Otobüse, metroya, tramvaya bindiğimizde kafasını telefona gömmüş binlerce genç görüyoruz.

Kulaklarında kulaklık dalmışlar bir şeylere…

Özellikle orta yaştaki insanlar olarak bu gençleri anlayamıyoruz. Oysa karşımızda artık üstesinden gelinemeyecek bir gerçeklik varken biz “yargılamalarda bulunarak” zaman kaybetmeyi tercih ediyoruz.

“Yok yok, bizim zamanımızda böyle değildi.”

Aristo’dan bu yana kullanılan ve kendini zamanın bir dilimine hapseden bir bakış açısı yukarıdaki cümle.

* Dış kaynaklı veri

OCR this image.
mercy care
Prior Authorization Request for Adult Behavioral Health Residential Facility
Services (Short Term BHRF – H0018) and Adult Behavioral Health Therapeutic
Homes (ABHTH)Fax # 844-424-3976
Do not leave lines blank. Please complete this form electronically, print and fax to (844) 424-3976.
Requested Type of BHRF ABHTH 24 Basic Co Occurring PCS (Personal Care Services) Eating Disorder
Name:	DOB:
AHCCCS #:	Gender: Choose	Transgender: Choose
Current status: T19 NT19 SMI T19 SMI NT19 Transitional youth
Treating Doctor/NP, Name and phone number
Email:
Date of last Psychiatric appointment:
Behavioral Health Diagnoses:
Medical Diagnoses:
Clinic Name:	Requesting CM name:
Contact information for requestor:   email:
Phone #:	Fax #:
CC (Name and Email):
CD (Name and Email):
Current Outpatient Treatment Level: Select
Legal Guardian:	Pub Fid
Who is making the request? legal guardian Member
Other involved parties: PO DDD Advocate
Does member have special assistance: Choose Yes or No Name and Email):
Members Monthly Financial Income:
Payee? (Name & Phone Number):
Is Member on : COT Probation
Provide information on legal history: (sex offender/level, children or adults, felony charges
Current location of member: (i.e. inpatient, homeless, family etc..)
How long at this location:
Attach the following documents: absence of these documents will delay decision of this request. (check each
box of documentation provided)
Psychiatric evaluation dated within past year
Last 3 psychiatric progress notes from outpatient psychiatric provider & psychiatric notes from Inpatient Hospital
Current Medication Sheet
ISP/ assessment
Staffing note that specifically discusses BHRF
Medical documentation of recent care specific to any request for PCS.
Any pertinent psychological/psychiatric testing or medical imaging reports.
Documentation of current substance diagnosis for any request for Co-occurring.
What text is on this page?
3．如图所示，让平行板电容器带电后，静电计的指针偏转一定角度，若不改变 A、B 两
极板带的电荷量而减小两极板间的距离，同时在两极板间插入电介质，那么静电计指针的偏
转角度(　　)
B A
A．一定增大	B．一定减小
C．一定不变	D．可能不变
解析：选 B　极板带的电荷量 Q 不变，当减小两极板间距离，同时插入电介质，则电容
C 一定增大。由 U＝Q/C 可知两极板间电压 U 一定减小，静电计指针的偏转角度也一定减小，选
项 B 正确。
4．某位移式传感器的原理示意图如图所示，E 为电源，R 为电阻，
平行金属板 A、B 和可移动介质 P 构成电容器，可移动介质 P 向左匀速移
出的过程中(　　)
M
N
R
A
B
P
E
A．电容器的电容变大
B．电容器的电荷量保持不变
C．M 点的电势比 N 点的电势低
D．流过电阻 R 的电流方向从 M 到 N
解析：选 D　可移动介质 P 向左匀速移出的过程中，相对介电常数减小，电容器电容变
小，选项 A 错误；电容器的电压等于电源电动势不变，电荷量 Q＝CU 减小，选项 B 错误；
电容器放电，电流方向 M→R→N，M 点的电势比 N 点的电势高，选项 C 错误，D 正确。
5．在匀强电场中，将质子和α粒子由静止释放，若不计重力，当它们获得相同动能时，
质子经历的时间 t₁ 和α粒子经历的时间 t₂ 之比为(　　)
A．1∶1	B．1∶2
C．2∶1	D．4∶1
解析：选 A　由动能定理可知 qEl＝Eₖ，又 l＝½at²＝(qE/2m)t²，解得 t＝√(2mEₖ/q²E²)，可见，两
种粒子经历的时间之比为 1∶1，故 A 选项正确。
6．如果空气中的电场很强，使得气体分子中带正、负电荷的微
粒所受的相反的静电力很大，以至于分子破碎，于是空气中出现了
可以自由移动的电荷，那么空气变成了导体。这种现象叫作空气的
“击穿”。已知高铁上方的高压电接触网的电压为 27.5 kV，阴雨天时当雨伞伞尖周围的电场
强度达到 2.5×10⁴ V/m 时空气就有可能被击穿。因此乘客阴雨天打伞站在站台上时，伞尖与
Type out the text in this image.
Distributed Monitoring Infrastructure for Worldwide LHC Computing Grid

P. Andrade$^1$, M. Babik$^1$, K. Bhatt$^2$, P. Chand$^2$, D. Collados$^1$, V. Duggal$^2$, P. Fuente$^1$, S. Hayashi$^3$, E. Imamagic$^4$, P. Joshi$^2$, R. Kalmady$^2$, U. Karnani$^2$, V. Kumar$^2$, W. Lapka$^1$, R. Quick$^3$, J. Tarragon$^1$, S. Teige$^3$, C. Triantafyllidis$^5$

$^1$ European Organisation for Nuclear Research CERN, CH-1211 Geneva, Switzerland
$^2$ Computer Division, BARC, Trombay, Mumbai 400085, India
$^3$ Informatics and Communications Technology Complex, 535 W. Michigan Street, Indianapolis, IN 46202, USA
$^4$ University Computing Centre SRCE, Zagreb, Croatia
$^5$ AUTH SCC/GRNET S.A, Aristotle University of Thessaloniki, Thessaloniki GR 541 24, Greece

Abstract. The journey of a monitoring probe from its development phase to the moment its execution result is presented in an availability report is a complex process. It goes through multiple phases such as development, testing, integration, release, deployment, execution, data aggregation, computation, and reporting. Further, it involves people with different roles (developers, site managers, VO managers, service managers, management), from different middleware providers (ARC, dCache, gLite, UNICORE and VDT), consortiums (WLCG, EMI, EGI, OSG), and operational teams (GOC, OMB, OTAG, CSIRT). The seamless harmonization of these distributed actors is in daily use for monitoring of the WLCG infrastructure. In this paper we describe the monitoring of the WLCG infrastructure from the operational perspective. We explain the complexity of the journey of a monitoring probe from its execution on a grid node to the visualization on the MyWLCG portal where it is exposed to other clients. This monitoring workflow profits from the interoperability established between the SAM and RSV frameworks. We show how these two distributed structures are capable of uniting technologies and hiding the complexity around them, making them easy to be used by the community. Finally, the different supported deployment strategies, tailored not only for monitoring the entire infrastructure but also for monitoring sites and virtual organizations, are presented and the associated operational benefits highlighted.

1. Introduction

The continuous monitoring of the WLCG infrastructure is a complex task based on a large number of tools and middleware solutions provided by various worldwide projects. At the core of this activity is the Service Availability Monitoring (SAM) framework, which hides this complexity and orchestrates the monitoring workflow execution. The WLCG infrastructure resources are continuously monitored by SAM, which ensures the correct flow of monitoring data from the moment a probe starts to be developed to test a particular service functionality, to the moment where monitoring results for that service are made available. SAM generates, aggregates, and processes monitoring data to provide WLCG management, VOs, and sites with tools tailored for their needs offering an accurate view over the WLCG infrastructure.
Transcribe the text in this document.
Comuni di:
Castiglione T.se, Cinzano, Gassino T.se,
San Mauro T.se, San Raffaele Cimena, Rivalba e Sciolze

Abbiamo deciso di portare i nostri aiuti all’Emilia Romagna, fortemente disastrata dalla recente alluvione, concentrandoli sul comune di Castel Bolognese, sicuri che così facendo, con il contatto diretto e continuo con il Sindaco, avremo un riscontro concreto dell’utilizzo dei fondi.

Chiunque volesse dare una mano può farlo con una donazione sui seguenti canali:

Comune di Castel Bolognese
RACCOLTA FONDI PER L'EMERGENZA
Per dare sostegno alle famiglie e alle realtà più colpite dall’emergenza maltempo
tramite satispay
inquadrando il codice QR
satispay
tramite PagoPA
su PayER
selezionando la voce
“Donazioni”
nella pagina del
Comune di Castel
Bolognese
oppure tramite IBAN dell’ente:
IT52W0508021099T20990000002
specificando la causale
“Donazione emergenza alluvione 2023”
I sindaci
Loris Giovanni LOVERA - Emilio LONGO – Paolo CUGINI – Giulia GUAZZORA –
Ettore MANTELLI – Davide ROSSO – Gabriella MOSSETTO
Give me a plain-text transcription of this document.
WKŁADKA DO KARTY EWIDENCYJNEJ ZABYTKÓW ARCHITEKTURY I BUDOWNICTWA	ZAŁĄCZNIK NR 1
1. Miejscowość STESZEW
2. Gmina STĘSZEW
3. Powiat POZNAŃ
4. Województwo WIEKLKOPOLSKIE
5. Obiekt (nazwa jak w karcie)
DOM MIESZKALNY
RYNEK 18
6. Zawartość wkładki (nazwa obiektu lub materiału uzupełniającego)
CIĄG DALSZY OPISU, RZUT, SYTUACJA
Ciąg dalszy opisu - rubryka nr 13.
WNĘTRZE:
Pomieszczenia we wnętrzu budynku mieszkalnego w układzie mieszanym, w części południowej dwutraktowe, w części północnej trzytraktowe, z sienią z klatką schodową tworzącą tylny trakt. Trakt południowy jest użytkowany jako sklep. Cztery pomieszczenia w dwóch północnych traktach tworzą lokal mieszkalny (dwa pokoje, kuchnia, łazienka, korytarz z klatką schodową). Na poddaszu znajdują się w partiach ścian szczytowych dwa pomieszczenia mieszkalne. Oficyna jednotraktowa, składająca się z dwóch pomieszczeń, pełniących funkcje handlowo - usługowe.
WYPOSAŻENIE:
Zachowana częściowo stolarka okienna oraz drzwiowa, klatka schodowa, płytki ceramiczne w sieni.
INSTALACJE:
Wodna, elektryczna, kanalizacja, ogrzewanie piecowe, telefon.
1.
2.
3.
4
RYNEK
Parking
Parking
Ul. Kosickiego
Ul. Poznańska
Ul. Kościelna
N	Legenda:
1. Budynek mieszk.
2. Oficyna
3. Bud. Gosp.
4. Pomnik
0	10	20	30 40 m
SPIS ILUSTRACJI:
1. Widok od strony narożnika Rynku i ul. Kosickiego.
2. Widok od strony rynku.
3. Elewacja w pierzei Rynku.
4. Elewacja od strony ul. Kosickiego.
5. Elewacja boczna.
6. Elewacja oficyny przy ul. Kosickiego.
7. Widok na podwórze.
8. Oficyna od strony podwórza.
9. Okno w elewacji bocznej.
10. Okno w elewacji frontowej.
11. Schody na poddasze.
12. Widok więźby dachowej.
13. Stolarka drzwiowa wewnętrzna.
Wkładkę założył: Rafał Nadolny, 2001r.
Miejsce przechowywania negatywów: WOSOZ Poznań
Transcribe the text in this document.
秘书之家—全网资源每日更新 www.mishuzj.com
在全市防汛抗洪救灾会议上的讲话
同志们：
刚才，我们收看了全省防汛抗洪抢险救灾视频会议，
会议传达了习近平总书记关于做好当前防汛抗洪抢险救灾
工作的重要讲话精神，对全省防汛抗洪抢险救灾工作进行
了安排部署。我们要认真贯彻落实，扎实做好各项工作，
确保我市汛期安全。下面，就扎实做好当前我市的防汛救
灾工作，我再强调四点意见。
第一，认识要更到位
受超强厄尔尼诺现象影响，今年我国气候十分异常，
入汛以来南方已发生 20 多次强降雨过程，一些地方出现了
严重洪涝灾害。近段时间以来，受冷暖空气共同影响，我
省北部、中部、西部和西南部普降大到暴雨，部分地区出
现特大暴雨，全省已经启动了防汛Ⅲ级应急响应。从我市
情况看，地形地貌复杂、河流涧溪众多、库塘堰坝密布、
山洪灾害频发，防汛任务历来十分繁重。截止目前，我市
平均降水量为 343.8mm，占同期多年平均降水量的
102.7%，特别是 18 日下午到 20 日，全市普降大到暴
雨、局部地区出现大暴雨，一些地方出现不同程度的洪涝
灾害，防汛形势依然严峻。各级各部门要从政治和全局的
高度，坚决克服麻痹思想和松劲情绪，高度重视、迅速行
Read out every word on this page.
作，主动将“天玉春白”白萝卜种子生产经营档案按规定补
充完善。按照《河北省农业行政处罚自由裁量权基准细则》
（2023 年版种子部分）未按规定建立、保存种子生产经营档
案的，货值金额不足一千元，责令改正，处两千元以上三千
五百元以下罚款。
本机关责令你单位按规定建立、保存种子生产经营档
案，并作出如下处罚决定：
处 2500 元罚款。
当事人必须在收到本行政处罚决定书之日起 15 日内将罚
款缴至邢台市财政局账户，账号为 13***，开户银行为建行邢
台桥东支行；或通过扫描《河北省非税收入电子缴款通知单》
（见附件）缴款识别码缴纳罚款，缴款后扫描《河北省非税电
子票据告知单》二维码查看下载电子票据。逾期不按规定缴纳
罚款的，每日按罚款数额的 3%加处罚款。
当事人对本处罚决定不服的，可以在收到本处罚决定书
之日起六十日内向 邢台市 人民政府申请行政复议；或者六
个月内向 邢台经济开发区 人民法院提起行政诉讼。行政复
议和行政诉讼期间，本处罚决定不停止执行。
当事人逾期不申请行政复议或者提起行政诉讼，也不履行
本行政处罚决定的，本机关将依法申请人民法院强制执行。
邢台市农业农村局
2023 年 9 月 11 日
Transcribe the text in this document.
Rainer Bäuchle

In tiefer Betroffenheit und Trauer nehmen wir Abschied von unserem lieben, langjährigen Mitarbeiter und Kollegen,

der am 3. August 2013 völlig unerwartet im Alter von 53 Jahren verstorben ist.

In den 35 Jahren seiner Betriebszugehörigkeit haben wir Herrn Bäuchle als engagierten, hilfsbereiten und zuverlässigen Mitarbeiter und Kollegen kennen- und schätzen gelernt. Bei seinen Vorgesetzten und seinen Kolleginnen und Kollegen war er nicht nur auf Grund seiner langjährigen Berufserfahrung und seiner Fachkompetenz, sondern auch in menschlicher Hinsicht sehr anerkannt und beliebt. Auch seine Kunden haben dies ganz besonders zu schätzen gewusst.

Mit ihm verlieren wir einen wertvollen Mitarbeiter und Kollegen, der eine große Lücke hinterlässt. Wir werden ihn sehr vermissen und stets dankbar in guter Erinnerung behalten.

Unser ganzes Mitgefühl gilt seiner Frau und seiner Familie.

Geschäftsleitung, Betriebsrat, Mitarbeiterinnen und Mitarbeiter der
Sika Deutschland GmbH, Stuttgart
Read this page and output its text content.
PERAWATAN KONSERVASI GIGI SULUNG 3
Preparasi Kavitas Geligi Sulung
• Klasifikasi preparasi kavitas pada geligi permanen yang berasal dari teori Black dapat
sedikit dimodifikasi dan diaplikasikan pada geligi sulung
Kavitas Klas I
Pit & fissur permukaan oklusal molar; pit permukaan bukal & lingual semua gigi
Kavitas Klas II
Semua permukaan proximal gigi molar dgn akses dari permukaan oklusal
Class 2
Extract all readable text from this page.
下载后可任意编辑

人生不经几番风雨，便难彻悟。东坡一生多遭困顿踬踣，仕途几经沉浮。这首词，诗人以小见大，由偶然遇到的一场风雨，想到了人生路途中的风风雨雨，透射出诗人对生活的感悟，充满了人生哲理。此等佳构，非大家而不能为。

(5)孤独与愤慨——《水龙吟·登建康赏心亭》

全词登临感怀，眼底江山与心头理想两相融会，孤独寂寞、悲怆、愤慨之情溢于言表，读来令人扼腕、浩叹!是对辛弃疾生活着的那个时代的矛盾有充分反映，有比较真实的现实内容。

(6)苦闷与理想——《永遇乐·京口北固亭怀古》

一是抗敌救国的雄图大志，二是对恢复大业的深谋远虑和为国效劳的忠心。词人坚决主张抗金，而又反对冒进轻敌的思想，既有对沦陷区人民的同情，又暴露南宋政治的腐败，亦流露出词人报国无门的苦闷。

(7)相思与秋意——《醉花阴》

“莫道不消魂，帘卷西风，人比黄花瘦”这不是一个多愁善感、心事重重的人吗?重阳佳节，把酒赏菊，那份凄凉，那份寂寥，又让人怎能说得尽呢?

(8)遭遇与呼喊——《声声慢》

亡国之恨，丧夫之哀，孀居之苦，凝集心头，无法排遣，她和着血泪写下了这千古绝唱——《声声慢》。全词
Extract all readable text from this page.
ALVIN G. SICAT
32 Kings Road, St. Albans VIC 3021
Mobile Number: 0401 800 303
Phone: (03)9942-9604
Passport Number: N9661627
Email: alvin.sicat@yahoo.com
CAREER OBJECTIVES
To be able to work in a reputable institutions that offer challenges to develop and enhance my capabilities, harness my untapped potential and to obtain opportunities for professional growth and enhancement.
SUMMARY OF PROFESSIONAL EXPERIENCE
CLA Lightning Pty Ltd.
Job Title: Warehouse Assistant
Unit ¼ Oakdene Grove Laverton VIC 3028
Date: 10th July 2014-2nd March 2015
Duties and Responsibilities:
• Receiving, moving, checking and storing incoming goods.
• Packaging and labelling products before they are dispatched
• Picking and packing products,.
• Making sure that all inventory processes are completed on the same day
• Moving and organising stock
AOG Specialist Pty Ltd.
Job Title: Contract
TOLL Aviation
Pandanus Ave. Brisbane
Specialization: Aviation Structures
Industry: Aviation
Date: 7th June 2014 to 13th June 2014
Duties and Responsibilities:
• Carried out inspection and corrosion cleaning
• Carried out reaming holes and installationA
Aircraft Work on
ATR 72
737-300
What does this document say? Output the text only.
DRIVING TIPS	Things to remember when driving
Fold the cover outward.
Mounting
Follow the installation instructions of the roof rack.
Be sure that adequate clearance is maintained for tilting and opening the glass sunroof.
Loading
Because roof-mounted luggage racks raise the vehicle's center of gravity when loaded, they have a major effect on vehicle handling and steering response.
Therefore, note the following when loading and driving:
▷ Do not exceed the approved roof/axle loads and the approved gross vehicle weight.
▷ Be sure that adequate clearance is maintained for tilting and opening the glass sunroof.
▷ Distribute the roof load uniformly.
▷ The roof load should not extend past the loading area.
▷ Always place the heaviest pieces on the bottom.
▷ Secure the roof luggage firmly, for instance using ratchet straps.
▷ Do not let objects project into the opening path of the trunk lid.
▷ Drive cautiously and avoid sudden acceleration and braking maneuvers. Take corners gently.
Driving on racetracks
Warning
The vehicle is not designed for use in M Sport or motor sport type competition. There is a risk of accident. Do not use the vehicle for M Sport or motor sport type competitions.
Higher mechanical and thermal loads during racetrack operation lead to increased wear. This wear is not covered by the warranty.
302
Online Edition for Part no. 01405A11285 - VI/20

Müslüman birey –yaşı ne olursa olsun- kendini herhangi bir zaman dilimine hapsedemez.

Teknolojik gelişmeyi ve dönüşümü “çağın sorunu” olarak görme yerine internet ve sosyal medya üzerinden yaşanan şu sosyokültürel değişimi “çağın fırsatına” dönüştürme çabasında olmak gerekir.

Kabul edin ya da etmeyin dünya artık internet çağında. Dünyanın yüzde 60’ı internet kullanıyor. Türkiye’de bu oran yüzde 74.

4 milyar insan her gün Youtube’ta video izliyor. Siz Youtube’ta hikmetle hakkı öğreten, hayra davet eden video içerikleri hazırlamazsanız başkaları sizin yerinize içerik hazırlar ve fenomen olur.

Türkiye’de Youtuber denilen hesaplara baktığınızda, içeriklerini izlediğinizde bu sahayı ne kadar boş bıraktığımız daha iyi anlaşılır. 

Peki, Facebook veya Twitterda durum farklı mı?

Hayır, zamanın ruhunu kavrayamadık.

Yeni olan her şeye tavır takınma yerine onun içeriğini dolduracak ve onu hayrı yükseltmede bir araca dönüştürmeliyken…

Hayır! Kaos aracına dönüştürdük.  Kamplaşmanın aracı değildir Facebook, Twitter…

“Ya hayır konuş ya da sus” prensibi gereği hareket etmeliyiz dersem “ama ben zaten hayır için eleştiride bulunuyorum” diyecek nefislerimiz.

Bizim medeniyetimiz eleştiri karşıtı bir medeniyet değildir, biz anarşizme karşıyız. Anarşizm yerine bir şey koymadan eleştirir İslam medeniyetinde ise eleştirinin yanında çözüm de vardır.

İçinde çözüm olmayan yüksek sesli her eleştiri farkında olmadan anarşizme kapı aralar.

Şüphesiz rasyonalizmin bu kadar yüceltildiği,  eleştirmenin bu kadar övüldüğü şu zaman dilinde eleştirinin nasıl olması gerektiği ile ilgili bu satırlara da eleştiri gelecektir.

Fakat incelik şurada: İslam dünyasının kamplara ayrıldığı, milliyetçiliğin hızla ırkçılığa evrildiği, mezhepçilik üzerinden fay hatlarının döşendiği şu zaman dilimi ve zeminin şartları kendi fıkhını oluşturur.

Normal zamanlarda alkışlanacak bazı eleştiriler başka zaman dilimlerinde insanların moralini bozan, birliği dağıtan araçlara dönüşebilir.

Biz sosyal medyayı Hakk’a çağırma, iyiliği büyütme aracına dönüştürmeliyiz. Birbirimizin yanlışlık ve eksikliklerini faş etme, oradan kendimize adamlar devşirme mekânına dönüştüremeyiz.

Bizim itikadımıza göre kâğıt da kalem de klavye de hikmet ve hizmet için kullanılmalıdır.

Biz sosyal medyayı yanlış kullanırsak, hikmet merkezli bir dünyanın inşası için kullanamazsak metroda, tramvayda kulağında kulaklıkla yolculuk eden genç izlememesi gereken videoları izlemeye devam edecek.

O halde ey delikanlı ayağa kalk ve bana Allah’ı hatırlatacak bir video hazırla!